The tender buffeted its way up-wind towards the town nestling comfortably in the lee of a hill, its buildings rising haphazardly from the water’s edge. Eventually they came to the small-boat moorings, where coastal patrol boats, oyster smacks and the occasional yacht lay swinging to the tide.

Suddenly Ashley peered ahead. An MFV – a motor fishing vessel – lay close under the town. She was painted dull grey and had obviously been requisitioned as an inshore patrol boat. Yet there was something unusual about her, something that didn’t quite fit. For a moment he couldn’t place what it was, but then, as the trawler came into full view, he had it.
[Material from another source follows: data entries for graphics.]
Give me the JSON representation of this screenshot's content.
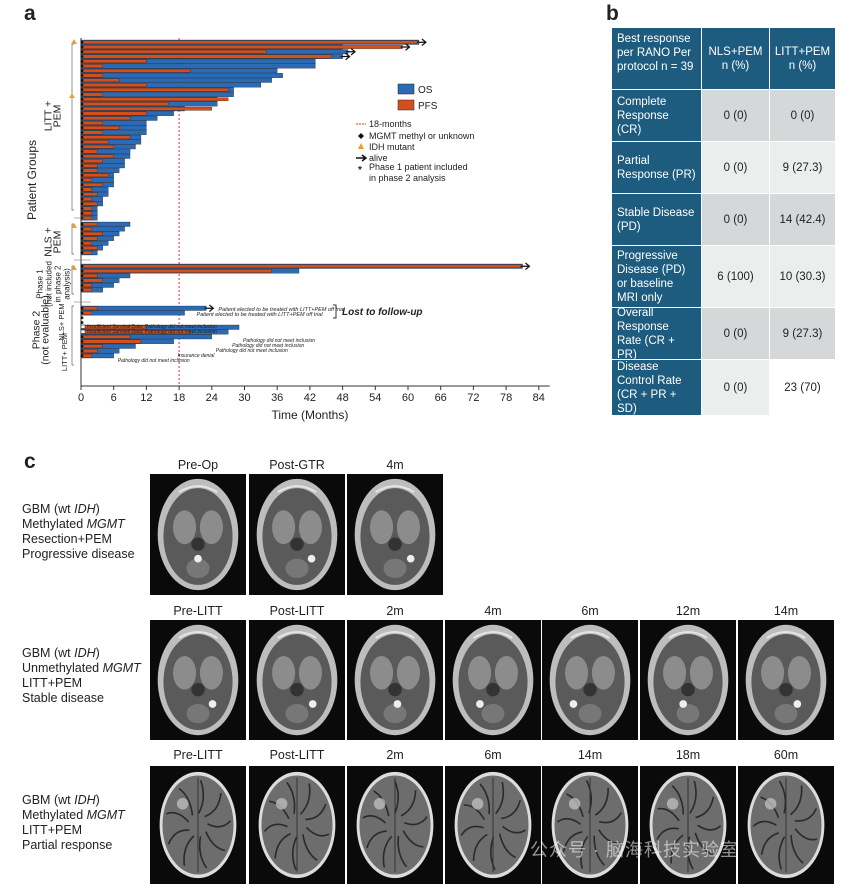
{
  "panels": {
    "a": "a",
    "b": "b",
    "c": "c"
  },
  "chart_data": {
    "type": "bar",
    "orientation": "horizontal",
    "title": "",
    "xlabel": "Time (Months)",
    "ylabel": "Patient Groups",
    "xlim": [
      0,
      86
    ],
    "xticks": [
      0,
      6,
      12,
      18,
      24,
      30,
      36,
      42,
      48,
      54,
      60,
      66,
      72,
      78,
      84
    ],
    "reference_line": {
      "x": 18,
      "label": "18-months"
    },
    "legend": {
      "os": "OS",
      "pfs": "PFS",
      "reference": "18-months",
      "mgmt": "MGMT methyl or unknown",
      "idh": "IDH mutant",
      "alive": "alive",
      "phase1_line1": "Phase 1 patient included",
      "phase1_line2": "in phase 2 analysis"
    },
    "colors": {
      "os": "#2b6ab5",
      "pfs": "#d3501d",
      "reference": "#e0302a",
      "idh": "#f0a020"
    },
    "groups": [
      {
        "label_lines": [
          "LITT +",
          "PEM"
        ],
        "os": [
          62,
          48,
          49,
          48,
          43,
          43,
          36,
          37,
          35,
          33,
          28,
          28,
          25,
          25,
          19,
          17,
          14,
          12,
          12,
          12,
          11,
          11,
          10,
          9,
          9,
          8,
          8,
          7,
          6,
          6,
          6,
          5,
          5,
          4,
          4,
          3,
          3,
          3
        ],
        "pfs": [
          62,
          59,
          34,
          46,
          12,
          4,
          20,
          4,
          7,
          12,
          27,
          4,
          27,
          16,
          24,
          12,
          9,
          4,
          7,
          4,
          9,
          5,
          6,
          3,
          6,
          4,
          3,
          3,
          5,
          2,
          4,
          2,
          3,
          2,
          3,
          2,
          2,
          2
        ],
        "alive": [
          0,
          1,
          2,
          3
        ]
      },
      {
        "label_lines": [
          "NLS +",
          "PEM"
        ],
        "os": [
          9,
          8,
          7,
          6,
          5,
          4,
          3
        ],
        "pfs": [
          3,
          2,
          4,
          3,
          2,
          3,
          2
        ],
        "alive": []
      },
      {
        "label_lines": [
          "Phase 1",
          "(not included",
          "in phase 2",
          "analysis)"
        ],
        "os": [
          81,
          40,
          9,
          7,
          6,
          4
        ],
        "pfs": [
          81,
          35,
          3,
          4,
          2,
          2
        ],
        "alive": [
          0
        ]
      },
      {
        "label_lines": [
          "Phase 2",
          "(not evaluable)"
        ],
        "sublabels": [
          "NLS+ PEM",
          "LITT+ PEM"
        ],
        "os": [
          23,
          19,
          0,
          0,
          29,
          27,
          24,
          17,
          10,
          7,
          6
        ],
        "pfs": [
          3,
          2,
          0,
          0,
          12,
          20,
          9,
          11,
          4,
          3,
          2
        ],
        "alive": [
          0
        ]
      }
    ],
    "annotations": {
      "elected1": "Patient elected to be treated with LITT+PEM off trial",
      "elected2": "Patient elected to be treated with LITT+PEM off trial",
      "lost": "Lost to follow-up",
      "insufficient1": "Insufficient Survival Data; Pathology did not meet inclusion",
      "insufficient2": "Insufficient Survival Data; Pathology did not meet inclusion",
      "path1": "Pathology did not meet inclusion",
      "path2": "Pathology did not meet inclusion",
      "path3": "Pathology did not meet inclusion",
      "insurance": "Insurance denial",
      "path4": "Pathology did not meet inclusion"
    }
  },
  "table": {
    "header": {
      "label": "Best response per RANO Per protocol n = 39",
      "col1": "NLS+PEM n (%)",
      "col2": "LITT+PEM n (%)"
    },
    "rows": [
      {
        "label": "Complete Response (CR)",
        "nls": "0 (0)",
        "litt": "0 (0)"
      },
      {
        "label": "Partial Response (PR)",
        "nls": "0 (0)",
        "litt": "9 (27.3)"
      },
      {
        "label": "Stable Disease (PD)",
        "nls": "0 (0)",
        "litt": "14 (42.4)"
      },
      {
        "label": "Progressive Disease (PD) or baseline MRI only",
        "nls": "6 (100)",
        "litt": "10 (30.3)"
      },
      {
        "label": "Overall Response Rate (CR + PR)",
        "nls": "0 (0)",
        "litt": "9 (27.3)"
      },
      {
        "label": "Disease Control Rate (CR + PR + SD)",
        "nls": "0 (0)",
        "litt": "23 (70)"
      }
    ]
  },
  "cases": [
    {
      "line1a": "GBM (wt ",
      "line1b": "IDH",
      "line1c": ")",
      "line2a": "Methylated ",
      "line2b": "MGMT",
      "line3": "Resection+PEM",
      "line4": "Progressive disease",
      "timepoints": [
        "Pre-Op",
        "Post-GTR",
        "4m"
      ]
    },
    {
      "line1a": "GBM (wt ",
      "line1b": "IDH",
      "line1c": ")",
      "line2a": "Unmethylated ",
      "line2b": "MGMT",
      "line3": "LITT+PEM",
      "line4": "Stable disease",
      "timepoints": [
        "Pre-LITT",
        "Post-LITT",
        "2m",
        "4m",
        "6m",
        "12m",
        "14m"
      ]
    },
    {
      "line1a": "GBM (wt ",
      "line1b": "IDH",
      "line1c": ")",
      "line2a": "Methylated ",
      "line2b": "MGMT",
      "line3": "LITT+PEM",
      "line4": "Partial response",
      "timepoints": [
        "Pre-LITT",
        "Post-LITT",
        "2m",
        "6m",
        "14m",
        "18m",
        "60m"
      ]
    }
  ],
  "watermark": "公众号 · 脑海科技实验室"
}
The vessel was French. It was nothing definite, nothing you could tie down. But her lines and the long canoe stern definitely looked more Breton than Cornish. As the tender passed astern of her, Ashley saw someone come out of the deckhouse and saunter to the rail. He was wearing plain overalls and was bare-headed. A cigarette hung from his lower lip in the Gallic manner.

Ashley had seen French fishing boats in England before – everyone had. They had been appearing regularly since the fall of France in June, three months before. But this was the first time he had seen one under the white ensign. He wondered if the crewman on deck had been a French fisherman and, if so, how he liked Naval discipline. Not, he guessed, very much at all.

The tender came alongside a stone quay. Ashley was the first off, running up the steps two at a time and striding away across the cobblestones. Blythe was panting when he caught up with him. ‘Gosh, what’s the hurry, old man?’

‘I spied a pub, Blythe, and I didn’t want it to get away.’ In truth he had been in a hurry to feel the land under his feet and he had run up the steps for the sheer pleasure of it. Like most people who loved the sea, he hated to spend too long on it and, after a few weeks, felt desperate for the land again.

Blythe laughed and followed Ashley up a narrow street and into the saloon bar of a pub with a low door and thick oak beams. Ashley knew immediately that it was the sort of pub he liked – old, rather dowdy and, most important of all, unpretentious. It would be very easy to stay here all evening and drink several pints too many. Instead, he had just one pint and went out to find the nearest telephone box.